Rafael Molina Morillo – Mis buenos días

Rafael Molina Morillo – Mis buenos días

Nuestros dirigentes políticos no acaban de soltar las muletas que los atan al pasado. Siguen amparándose a la sombra de quienes fueron, en su momento, verdaderos líderes, pero que ya no están en el mundo de los vivos y por consiguiente deben ser dejados en paz en su última morada.

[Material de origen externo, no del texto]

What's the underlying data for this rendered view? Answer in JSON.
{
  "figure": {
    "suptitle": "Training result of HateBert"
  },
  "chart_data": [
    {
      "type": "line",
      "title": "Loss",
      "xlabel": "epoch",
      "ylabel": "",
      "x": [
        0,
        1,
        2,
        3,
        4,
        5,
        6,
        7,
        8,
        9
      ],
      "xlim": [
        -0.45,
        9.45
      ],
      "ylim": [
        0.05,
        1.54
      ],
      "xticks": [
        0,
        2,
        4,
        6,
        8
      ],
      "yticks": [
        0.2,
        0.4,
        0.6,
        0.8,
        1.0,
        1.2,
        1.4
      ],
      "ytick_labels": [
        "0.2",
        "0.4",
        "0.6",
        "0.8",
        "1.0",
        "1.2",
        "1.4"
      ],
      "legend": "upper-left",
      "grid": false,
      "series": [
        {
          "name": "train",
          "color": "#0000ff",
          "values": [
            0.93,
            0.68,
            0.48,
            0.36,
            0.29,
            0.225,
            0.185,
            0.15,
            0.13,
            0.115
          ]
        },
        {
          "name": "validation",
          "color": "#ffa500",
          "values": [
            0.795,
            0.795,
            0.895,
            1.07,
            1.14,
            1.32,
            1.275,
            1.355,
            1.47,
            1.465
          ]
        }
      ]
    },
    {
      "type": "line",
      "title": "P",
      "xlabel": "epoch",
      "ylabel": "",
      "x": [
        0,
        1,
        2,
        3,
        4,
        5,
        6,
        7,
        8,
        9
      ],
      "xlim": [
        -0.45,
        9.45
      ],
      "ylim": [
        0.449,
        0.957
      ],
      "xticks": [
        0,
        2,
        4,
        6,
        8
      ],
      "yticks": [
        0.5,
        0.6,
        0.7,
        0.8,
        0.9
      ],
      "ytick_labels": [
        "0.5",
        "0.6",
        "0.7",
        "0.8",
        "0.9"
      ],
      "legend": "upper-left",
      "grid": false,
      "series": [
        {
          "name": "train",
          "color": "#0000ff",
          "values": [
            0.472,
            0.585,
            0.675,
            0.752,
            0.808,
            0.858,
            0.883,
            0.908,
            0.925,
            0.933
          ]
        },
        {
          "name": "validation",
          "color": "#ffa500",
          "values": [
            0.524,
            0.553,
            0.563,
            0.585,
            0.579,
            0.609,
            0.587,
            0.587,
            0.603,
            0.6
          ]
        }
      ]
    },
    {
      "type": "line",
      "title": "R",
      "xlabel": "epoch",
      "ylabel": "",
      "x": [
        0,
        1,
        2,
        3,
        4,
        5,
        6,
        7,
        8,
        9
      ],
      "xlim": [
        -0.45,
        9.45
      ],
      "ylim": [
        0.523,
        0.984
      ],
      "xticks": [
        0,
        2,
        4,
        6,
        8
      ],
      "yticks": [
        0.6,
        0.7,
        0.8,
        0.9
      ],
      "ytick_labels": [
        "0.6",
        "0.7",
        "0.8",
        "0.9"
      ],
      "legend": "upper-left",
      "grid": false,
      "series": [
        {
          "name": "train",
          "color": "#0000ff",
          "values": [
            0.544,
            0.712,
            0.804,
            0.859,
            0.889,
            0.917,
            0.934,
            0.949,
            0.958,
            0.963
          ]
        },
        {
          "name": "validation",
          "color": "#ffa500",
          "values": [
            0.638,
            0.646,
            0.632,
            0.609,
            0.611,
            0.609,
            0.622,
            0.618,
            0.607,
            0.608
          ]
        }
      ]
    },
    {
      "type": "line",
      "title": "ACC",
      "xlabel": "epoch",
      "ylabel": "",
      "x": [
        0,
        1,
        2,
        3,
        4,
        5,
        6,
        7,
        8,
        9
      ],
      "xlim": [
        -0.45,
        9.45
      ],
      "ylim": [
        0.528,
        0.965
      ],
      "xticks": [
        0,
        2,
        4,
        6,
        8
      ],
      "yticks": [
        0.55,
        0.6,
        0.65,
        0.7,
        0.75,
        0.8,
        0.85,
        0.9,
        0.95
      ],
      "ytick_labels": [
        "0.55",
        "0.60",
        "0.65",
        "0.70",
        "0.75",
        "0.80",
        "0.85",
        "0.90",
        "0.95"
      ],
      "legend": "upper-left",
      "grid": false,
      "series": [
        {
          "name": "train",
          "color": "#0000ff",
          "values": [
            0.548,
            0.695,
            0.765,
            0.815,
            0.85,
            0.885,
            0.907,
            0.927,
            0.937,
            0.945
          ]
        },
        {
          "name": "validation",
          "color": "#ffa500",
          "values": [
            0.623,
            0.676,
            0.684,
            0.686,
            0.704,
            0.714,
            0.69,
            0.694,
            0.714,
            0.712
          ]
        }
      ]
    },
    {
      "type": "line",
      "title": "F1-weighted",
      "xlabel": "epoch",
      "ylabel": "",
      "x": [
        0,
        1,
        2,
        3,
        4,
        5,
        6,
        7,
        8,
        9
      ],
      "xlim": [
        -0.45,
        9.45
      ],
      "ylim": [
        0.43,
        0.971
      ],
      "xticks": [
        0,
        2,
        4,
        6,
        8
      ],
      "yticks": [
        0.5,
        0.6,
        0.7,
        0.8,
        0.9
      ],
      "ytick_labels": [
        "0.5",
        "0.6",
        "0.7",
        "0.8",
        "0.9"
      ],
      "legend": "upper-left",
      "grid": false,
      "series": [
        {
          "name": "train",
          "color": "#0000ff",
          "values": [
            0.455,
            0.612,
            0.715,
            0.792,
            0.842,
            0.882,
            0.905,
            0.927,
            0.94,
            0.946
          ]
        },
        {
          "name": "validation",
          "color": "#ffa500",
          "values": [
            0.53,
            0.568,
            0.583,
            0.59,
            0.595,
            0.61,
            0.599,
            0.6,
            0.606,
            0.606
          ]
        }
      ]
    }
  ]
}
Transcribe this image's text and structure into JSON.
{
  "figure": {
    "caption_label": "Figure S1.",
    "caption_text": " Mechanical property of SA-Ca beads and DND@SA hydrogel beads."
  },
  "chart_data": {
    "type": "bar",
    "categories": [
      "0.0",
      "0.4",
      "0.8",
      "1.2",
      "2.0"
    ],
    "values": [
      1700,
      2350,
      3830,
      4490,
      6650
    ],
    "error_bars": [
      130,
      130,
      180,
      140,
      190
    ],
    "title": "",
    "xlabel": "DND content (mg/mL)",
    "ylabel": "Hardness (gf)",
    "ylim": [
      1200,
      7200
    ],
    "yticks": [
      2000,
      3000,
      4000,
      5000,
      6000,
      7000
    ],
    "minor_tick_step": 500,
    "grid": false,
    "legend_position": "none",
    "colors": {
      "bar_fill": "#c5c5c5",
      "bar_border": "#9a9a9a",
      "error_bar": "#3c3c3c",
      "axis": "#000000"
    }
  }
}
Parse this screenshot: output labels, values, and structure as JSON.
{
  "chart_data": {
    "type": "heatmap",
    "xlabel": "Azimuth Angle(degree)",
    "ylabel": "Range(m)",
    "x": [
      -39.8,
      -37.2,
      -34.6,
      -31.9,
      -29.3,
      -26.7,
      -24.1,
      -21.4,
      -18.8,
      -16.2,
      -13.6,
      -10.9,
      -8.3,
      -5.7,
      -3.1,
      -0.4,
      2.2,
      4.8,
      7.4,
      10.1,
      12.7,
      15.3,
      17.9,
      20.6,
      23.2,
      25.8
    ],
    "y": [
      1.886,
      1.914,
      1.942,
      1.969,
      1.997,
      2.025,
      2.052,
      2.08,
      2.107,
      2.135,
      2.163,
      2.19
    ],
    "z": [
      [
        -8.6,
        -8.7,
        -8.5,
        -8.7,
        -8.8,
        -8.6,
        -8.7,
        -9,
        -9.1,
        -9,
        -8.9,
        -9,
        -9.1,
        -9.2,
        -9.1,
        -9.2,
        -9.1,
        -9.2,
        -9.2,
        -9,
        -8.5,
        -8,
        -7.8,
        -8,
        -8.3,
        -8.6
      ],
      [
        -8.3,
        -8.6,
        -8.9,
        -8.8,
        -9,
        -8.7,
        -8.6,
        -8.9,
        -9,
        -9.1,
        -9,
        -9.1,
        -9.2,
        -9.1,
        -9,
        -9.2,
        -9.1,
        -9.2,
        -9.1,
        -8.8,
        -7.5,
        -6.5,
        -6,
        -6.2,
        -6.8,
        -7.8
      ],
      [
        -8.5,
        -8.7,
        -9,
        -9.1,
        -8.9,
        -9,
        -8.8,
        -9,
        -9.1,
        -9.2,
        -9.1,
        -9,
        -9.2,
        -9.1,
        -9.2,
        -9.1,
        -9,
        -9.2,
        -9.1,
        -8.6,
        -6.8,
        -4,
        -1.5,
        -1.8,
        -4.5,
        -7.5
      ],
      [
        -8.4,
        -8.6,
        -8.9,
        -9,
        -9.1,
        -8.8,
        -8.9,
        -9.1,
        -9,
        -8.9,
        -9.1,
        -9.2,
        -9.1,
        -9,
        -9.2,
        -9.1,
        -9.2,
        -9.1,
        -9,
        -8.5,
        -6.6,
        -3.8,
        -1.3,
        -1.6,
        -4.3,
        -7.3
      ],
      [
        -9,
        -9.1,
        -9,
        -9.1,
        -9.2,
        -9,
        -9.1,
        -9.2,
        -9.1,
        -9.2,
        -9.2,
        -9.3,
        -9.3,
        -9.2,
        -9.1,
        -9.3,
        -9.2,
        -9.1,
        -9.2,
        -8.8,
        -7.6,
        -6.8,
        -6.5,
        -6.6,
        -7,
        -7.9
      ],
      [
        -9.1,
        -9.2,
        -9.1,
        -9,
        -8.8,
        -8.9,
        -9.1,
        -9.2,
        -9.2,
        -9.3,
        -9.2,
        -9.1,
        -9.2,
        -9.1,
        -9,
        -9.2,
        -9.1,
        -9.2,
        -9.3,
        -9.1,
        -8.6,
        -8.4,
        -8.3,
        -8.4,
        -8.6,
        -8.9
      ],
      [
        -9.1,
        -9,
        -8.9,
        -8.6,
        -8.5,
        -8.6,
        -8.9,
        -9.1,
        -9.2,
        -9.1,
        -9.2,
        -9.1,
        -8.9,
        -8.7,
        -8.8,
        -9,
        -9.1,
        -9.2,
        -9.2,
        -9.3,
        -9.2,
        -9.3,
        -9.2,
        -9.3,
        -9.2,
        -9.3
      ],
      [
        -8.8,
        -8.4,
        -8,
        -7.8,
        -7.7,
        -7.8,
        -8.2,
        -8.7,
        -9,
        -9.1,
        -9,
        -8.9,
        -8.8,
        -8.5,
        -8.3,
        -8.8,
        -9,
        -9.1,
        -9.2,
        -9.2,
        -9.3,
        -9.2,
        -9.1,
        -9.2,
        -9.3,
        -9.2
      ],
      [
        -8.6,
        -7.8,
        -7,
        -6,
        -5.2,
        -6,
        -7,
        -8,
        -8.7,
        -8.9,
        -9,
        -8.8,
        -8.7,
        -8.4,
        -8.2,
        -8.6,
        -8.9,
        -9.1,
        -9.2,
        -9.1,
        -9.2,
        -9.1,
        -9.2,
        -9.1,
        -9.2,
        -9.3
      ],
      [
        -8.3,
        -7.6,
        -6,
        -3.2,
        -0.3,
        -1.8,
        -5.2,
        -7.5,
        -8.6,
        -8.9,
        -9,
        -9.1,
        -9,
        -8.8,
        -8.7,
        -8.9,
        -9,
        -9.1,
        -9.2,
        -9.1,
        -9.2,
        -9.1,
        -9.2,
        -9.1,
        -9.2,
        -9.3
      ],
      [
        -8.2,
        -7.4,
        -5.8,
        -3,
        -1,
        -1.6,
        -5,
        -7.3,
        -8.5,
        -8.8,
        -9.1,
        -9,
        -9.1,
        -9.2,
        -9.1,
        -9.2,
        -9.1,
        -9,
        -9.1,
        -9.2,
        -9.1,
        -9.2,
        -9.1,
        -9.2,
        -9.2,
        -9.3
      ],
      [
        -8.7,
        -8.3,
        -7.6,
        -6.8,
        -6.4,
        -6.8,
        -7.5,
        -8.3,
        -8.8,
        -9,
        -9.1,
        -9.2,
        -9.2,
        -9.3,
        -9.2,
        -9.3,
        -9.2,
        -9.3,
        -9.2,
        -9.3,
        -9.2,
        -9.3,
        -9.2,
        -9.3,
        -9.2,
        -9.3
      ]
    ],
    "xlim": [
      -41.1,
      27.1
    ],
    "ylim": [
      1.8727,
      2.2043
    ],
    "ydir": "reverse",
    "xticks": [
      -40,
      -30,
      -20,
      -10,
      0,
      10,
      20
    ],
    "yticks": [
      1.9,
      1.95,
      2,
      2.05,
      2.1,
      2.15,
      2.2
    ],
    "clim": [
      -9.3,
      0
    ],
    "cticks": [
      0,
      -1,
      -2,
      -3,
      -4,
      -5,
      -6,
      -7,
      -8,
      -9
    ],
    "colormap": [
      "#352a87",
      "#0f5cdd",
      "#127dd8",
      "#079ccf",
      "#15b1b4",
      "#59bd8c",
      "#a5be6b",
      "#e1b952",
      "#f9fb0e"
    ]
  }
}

Joaquín Balaguer, Juan Bosch y José Francisco Peña Gómez fueron grandes en sus respectivas dimensiones, eso nadie lo discute. Pero, con el debido respeto a sus memorias, ya están muertos. Los políticos que han heredado o pretenden heredar sus respectivos liderazgos deberían empeñarse en exhibir al pueblo sus propios méritos, y no refugiarse en los méritos de aquellos maestros.

En las grandes vallas publicitarias y en los spots de televisión de la recién transcurrida campaña electoral, eran frecuentes las fotografías e imágenes de Balaguer, Bosch y Peña Gómez, según el caso, como si éstos ilustres dominicanos fueran todavía candidatos. Y al término de los comicios, cuando ya todo estuvo consumado, se produjeron las consabidas visitas de los políticos a los sepulcros de aquellos hombres, en busca ()será?) de sus sabios consejos y orientaciones.

Me parece que ya es hora de soltar esas muletas. Que cada quién sea cada quién, con sus virtudes y sus defectos, con sus errores y sus aciertos. Y que los manes de aquellos hombres extraordinarios descansen en paz!